Zakończenie roku szkolnego to szczególny czas nie tylko dla dzieci, lecz także dla ich rodziców. Ci pierwsi cieszą się z nadejścia wakacji, ci drudzy natomiast z dumą prezentują przed rodziną i znajomymi (a w przypadku gwiazd często przed całym światem) świadectwa swoich pociech.
Podobnie postąpiła Katarzyna Glinka, która pokazała w sieci świadectwo z czerwonym paskiem swojego syna, Filipa. Niestety, zamiast gratulacji Glinka usłyszała, delikatnie mówiąc, słowa krytyki.
Co za obciach! Grunt to istnieć na Insta i nie dać o sobie zapomnieć; Głupota, bo to nie twój świstek papieru. Czym ty się możesz pochwalić, fatalnym aktorstwem?; Chore. Przecież obcych ludzi nie interesuje twoje dziecko. Nie potrafisz żyć nie na pokaz i cieszyć się ze swoim dzieckiem?; Te paski to żenada, wstyd by mi było się tym chwalić w necie. To nie pani osiągnięcie jeśli już. No, chyba że ma pani swój duży udział w tych ocenach - pisali bezwstydnie hejterzy.
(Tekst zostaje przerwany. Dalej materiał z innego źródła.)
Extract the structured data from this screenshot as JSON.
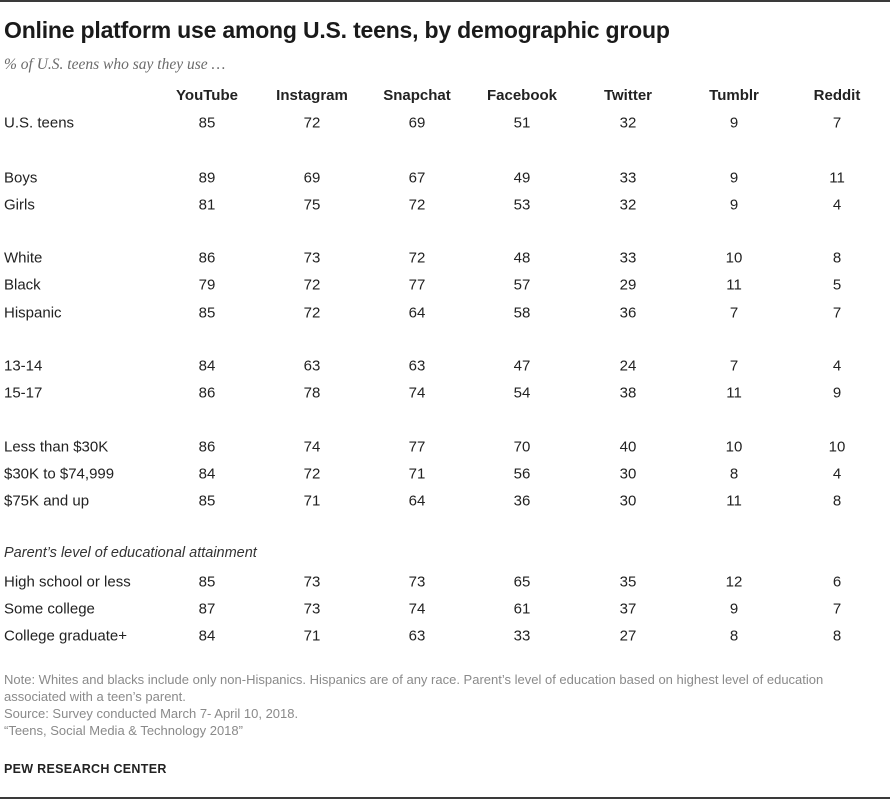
{
  "title": "Online platform use among U.S. teens, by demographic group",
  "subtitle": "% of U.S. teens who say they use …",
  "section_label": "Parent’s level of educational attainment",
  "notes": [
    "Note: Whites and blacks include only non-Hispanics. Hispanics are of any race. Parent’s level of education based on highest level of education associated with a teen’s parent.",
    "Source: Survey conducted March 7- April 10, 2018.",
    "“Teens, Social Media & Technology 2018”"
  ],
  "footer": "PEW RESEARCH CENTER",
  "chart_data": {
    "type": "table",
    "title": "Online platform use among U.S. teens, by demographic group",
    "columns": [
      "YouTube",
      "Instagram",
      "Snapchat",
      "Facebook",
      "Twitter",
      "Tumblr",
      "Reddit"
    ],
    "rows": [
      {
        "label": "U.S. teens",
        "values": [
          85,
          72,
          69,
          51,
          32,
          9,
          7
        ]
      },
      {
        "label": "Boys",
        "values": [
          89,
          69,
          67,
          49,
          33,
          9,
          11
        ]
      },
      {
        "label": "Girls",
        "values": [
          81,
          75,
          72,
          53,
          32,
          9,
          4
        ]
      },
      {
        "label": "White",
        "values": [
          86,
          73,
          72,
          48,
          33,
          10,
          8
        ]
      },
      {
        "label": "Black",
        "values": [
          79,
          72,
          77,
          57,
          29,
          11,
          5
        ]
      },
      {
        "label": "Hispanic",
        "values": [
          85,
          72,
          64,
          58,
          36,
          7,
          7
        ]
      },
      {
        "label": "13-14",
        "values": [
          84,
          63,
          63,
          47,
          24,
          7,
          4
        ]
      },
      {
        "label": "15-17",
        "values": [
          86,
          78,
          74,
          54,
          38,
          11,
          9
        ]
      },
      {
        "label": "Less than $30K",
        "values": [
          86,
          74,
          77,
          70,
          40,
          10,
          10
        ]
      },
      {
        "label": "$30K to $74,999",
        "values": [
          84,
          72,
          71,
          56,
          30,
          8,
          4
        ]
      },
      {
        "label": "$75K and up",
        "values": [
          85,
          71,
          64,
          36,
          30,
          11,
          8
        ]
      },
      {
        "label": "High school or less",
        "values": [
          85,
          73,
          73,
          65,
          35,
          12,
          6
        ]
      },
      {
        "label": "Some college",
        "values": [
          87,
          73,
          74,
          61,
          37,
          9,
          7
        ]
      },
      {
        "label": "College graduate+",
        "values": [
          84,
          71,
          63,
          33,
          27,
          8,
          8
        ]
      }
    ]
  }
}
Aktorka mocno się wkurzyła. Wydała z tego powodu nawet oświadczenie. Nie przebierała w słowach. "Filip jest zdolnym chłopcem i - na swoich social mediach - miałam ogromną przyjemność pochwalić się jego / naszym sukcesem. Bo dla nas to sukces - powód do świętowania. I taki tez mieliśmy dzień. U niektórych z was - jak widać - wylało się znów wiadro własnych frustracji i efekt tzw. lustra. To u was zagrało niedokochane, niespełnione czy niechwalone małe dziecko. To najczęściej są własne potrzeby, pragnienia, emocje z tym związane, ale umiecie je wyrażać tylko w złości i umniejszaniu" - napisała.
Glinka dodała, że wspiera mamy, które cieszą się z osiągnięć swoich dzieci, podobnie jak ona. Przyznała, że jeśli hejterzy opublikują podobne zdjęcia, będzie pierwszą, która je skomentuje i zostawi pod nimi serduszko.
To do was teraz dwa słowa. Za dwa miesiące - nowy rok szkolny. Pełen nowych możliwości! Pracy z dzieckiem, własnego rozwoju, rozpoczęcia nowych studiów, zajęcia się czymś - w ogóle. Zawsze możecie przestać układać innym życie, przestać zaglądać do ich social mediów i na przykład założyć swoje. Możecie ze swoim życiem zrobić wszystko. Zamiast wstawiać smutne i obraźliwe komentarze - bo na nie szkoda waszego życia. Gwarantuję, że jeśli pochwalicie się swoimi i waszych dzieci sukcesami - osobiście wstawię wam serduszko. Będę gratulowała i cieszyła się razem z wami waszymi sukcesami - dodała aktorka.